The median age in the village was 38.8 years. 26.3% of residents were under the age of 18; 5.4% were between the ages of 18 and 24; 26% were from 25 to 44; 24.3% were from 45 to 64; and 18% were 65 years of age or older. The gender makeup of the village was 51.0% male and 49.0% female.

===2000 census===
As of the census of 2000, there were 267 people, 107 households, and 71 families residing in the village. The population density was 1,224.0 PD/sqmi. There were 112 housing units at an average density of 513.4 /sqmi. The racial makeup of the village was 97.00% White, 3.00% from other races. Hispanic or Latino of any race were 4.12% of the population.

There were 107 households, out of which 30.8% had children under the age of 18 living with them, 57.9% were married couples living together, 6.5% had a female householder with no husband present, and 33.6% were non-families. 28.0% of all households were made up of individuals, and 14.0% had someone living alone who was 65 years of age or older. The average household size was 2.50 and the average family size was 3.07.

In the village, the population was spread out, with 27.3% under the age of 18, 8.6% from 18 to 24, 24.3% from 25 to 44, 24.3% from 45 to 64, and 15.4% who were 65 years of age or older. The median age was 38 years. For every 100 females, there were 107.0 males. For every 100 females age 18 and over, there were 92.1 males.

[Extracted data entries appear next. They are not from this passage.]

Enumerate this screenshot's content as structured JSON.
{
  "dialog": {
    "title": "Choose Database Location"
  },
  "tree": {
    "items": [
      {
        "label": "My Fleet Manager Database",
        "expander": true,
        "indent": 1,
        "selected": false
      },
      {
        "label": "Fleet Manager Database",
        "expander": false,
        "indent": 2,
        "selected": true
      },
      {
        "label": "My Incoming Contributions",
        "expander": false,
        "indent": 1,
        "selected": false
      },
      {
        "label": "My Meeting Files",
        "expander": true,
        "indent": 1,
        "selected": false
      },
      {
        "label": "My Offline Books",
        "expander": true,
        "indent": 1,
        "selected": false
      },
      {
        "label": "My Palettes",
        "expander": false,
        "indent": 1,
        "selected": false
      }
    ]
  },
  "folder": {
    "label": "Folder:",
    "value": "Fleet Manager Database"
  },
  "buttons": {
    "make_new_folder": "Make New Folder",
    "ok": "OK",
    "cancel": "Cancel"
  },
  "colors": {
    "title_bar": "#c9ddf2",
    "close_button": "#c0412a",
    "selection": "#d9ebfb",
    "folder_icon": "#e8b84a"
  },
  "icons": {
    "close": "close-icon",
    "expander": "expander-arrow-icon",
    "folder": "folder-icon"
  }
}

As of 2000 the median income for a household in the village was $31,094, and the median income for a family was $34,167. Males had a median income of $25,625 versus $20,000 for females. The per capita income for the village was $15,997. About 6.9% of families and 9.9% of the population were below the poverty line, including 5.7% of those under the age of eighteen and 4.4% of those 65 or over.